# Storing copper pipes



## Bill (Jun 17, 2008)

I usually just stack them up and plug the ends, but they seem to tarnish and some people think you are using old pipes from another job. Is there some way to store them so they dont tarnish?


----------



## TheMaster (Jun 12, 2009)

Bill said:


> I usually just stack them up and plug the ends, but they seem to tarnish and some people think you are using old pipes from another job. Is there some way to store them so they dont tarnish?
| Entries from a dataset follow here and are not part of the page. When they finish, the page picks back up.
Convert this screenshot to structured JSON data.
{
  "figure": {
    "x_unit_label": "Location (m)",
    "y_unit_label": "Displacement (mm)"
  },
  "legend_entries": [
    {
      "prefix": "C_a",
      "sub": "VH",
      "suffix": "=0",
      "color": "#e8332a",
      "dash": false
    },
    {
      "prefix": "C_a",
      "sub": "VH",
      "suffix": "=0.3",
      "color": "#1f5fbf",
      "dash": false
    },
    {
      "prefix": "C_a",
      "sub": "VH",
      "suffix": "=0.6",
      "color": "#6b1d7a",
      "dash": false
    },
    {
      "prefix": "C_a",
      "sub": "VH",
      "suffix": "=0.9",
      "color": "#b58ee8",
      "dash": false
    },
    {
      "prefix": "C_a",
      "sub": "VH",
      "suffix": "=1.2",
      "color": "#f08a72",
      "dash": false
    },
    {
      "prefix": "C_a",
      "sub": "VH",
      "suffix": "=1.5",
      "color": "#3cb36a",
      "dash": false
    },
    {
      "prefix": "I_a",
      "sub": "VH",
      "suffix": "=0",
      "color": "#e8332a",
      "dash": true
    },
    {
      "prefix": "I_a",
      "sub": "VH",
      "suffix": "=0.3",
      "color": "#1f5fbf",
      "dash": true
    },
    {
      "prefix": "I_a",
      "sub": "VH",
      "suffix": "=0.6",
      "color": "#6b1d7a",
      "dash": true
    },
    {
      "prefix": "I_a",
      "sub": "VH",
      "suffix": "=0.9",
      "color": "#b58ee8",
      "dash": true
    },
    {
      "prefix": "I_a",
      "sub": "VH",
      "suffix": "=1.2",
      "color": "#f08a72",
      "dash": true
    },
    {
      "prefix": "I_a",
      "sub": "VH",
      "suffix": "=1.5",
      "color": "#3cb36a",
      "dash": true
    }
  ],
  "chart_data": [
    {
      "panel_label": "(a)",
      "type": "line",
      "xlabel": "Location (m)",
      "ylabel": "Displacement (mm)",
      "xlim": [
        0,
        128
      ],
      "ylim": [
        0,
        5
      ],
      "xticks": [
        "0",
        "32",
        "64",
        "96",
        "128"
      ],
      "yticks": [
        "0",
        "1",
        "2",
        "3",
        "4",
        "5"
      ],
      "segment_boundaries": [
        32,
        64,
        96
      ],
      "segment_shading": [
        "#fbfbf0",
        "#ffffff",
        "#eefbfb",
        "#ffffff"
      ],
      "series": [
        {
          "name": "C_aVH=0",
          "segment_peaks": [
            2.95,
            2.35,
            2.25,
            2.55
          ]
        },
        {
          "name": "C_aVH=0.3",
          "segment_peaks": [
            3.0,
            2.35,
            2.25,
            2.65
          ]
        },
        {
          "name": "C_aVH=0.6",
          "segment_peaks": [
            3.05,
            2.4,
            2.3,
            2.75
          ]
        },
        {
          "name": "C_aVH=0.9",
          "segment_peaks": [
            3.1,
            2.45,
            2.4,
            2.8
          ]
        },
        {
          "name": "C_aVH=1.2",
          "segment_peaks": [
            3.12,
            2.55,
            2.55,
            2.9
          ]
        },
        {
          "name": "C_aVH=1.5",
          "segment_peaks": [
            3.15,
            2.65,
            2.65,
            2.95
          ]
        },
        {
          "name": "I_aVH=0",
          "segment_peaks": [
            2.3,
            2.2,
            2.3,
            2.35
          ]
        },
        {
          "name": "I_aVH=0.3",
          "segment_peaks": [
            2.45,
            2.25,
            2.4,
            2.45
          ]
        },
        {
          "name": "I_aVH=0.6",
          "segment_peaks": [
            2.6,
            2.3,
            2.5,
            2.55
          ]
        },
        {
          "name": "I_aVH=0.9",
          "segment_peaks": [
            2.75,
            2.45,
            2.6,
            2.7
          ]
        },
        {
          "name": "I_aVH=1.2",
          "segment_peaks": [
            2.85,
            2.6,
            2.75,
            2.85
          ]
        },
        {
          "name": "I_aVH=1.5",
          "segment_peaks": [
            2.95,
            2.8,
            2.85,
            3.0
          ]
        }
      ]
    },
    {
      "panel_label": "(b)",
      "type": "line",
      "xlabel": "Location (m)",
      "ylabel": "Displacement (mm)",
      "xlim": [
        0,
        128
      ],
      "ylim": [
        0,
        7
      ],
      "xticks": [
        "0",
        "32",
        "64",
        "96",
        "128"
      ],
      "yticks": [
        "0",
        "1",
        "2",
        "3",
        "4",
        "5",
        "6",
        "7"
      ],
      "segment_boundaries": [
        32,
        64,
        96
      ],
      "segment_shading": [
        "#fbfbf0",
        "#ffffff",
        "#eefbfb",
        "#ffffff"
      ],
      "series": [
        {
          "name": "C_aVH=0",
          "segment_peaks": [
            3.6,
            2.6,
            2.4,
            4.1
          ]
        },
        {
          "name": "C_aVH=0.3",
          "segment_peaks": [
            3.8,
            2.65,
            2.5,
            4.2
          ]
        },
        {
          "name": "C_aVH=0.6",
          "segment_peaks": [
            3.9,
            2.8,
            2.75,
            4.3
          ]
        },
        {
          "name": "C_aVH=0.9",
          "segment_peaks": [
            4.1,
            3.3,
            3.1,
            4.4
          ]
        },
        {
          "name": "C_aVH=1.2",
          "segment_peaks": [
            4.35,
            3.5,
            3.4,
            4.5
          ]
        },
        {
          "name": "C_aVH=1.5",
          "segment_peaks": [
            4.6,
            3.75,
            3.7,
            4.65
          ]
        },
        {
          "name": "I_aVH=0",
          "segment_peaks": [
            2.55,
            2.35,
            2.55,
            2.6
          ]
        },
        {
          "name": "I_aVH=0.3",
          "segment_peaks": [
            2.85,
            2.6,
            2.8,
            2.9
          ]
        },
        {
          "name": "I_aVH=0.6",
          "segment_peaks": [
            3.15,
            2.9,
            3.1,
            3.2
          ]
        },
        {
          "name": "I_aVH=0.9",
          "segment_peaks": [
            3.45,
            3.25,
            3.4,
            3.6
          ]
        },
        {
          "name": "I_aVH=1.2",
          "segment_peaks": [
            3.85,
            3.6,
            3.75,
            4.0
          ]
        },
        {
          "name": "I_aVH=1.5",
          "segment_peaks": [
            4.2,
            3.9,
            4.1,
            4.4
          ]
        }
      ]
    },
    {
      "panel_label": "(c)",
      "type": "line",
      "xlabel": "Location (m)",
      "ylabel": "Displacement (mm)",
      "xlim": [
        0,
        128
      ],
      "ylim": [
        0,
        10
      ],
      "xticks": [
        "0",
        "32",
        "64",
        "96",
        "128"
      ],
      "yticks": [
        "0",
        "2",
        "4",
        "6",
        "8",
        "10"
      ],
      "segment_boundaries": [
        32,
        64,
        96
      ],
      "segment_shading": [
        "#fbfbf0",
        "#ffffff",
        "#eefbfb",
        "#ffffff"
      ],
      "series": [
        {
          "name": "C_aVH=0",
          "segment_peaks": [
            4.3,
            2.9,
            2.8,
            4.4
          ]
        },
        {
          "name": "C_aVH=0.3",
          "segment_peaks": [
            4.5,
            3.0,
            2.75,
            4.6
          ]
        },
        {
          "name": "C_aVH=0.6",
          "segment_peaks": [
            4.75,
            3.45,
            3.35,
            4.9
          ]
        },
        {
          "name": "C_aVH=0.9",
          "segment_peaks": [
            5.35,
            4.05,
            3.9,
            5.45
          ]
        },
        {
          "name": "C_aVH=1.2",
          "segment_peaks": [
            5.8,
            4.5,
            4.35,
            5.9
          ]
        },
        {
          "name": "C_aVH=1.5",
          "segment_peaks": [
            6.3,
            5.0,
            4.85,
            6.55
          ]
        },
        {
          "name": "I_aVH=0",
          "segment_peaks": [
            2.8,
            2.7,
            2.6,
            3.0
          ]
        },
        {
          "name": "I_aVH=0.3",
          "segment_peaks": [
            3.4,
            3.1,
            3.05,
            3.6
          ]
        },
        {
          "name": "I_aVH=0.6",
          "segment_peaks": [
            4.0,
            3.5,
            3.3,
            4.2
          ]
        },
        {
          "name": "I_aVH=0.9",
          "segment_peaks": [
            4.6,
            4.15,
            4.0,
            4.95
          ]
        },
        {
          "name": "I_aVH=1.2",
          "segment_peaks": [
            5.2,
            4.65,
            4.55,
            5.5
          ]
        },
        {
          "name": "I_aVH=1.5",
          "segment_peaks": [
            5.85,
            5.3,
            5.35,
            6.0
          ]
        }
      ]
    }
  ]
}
 I keep mine inside in a garage,It keeps it clean but not forever,it will tarnish alittle or atleast it will in my climate.


----------



## Protech (Sep 22, 2008)

Buy black polyethylene sheeting and an impulse sealer. Seal the pipes up in the plastic all but one spot on each end. Blow dry nitrogen into the bag and then seal one end while still charging with N2. Then pull the hose out but still blowing on the opening while you seal the last opening in the bag.

There ya go. That's to much work for me though.



Bill said:


> I usually just stack them up and plug the ends, but they seem to tarnish and some people think you are using old pipes from another job. Is there some way to store them so they dont tarnish?


----------



## Ron (Jun 12, 2008)

Use Pex and never have that prblem again. Pex won't tarnish


----------



## Protech (Sep 22, 2008)

No, but it does brake down in the sun. If stored out of the sun it lasts forever though.

Pexer for life:thumbup:



Ron The Plumber said:


> Use Pex and never have that prblem again. Pex won't tarnish


----------



## TheMaster (Jun 12, 2009)

PEX is the only type pipe that I haven't found broken here from the freeze. Everything else has been killed! PVC and CPVC is the worst then copper.


----------



## Ron (Jun 12, 2008)

CPVC and PVC can be like razors when they burst.


----------



## dayexco (Oct 12, 2009)

not very often, inventory makes contractor's money....


----------



## Protech (Sep 22, 2008)

I have a friend that is another contractor that likes to run cpvc UNINSULATED exposed on the side of buildings. He has many repipes with 10 year warrantys around town. I'm going to give hime a call and see how those are holding up right now:laughing:



TheMaster said:


> PEX is the only type pipe that I haven't found broken here from the freeze. Everything else has been killed! PVC and CPVC is the worst then copper.


----------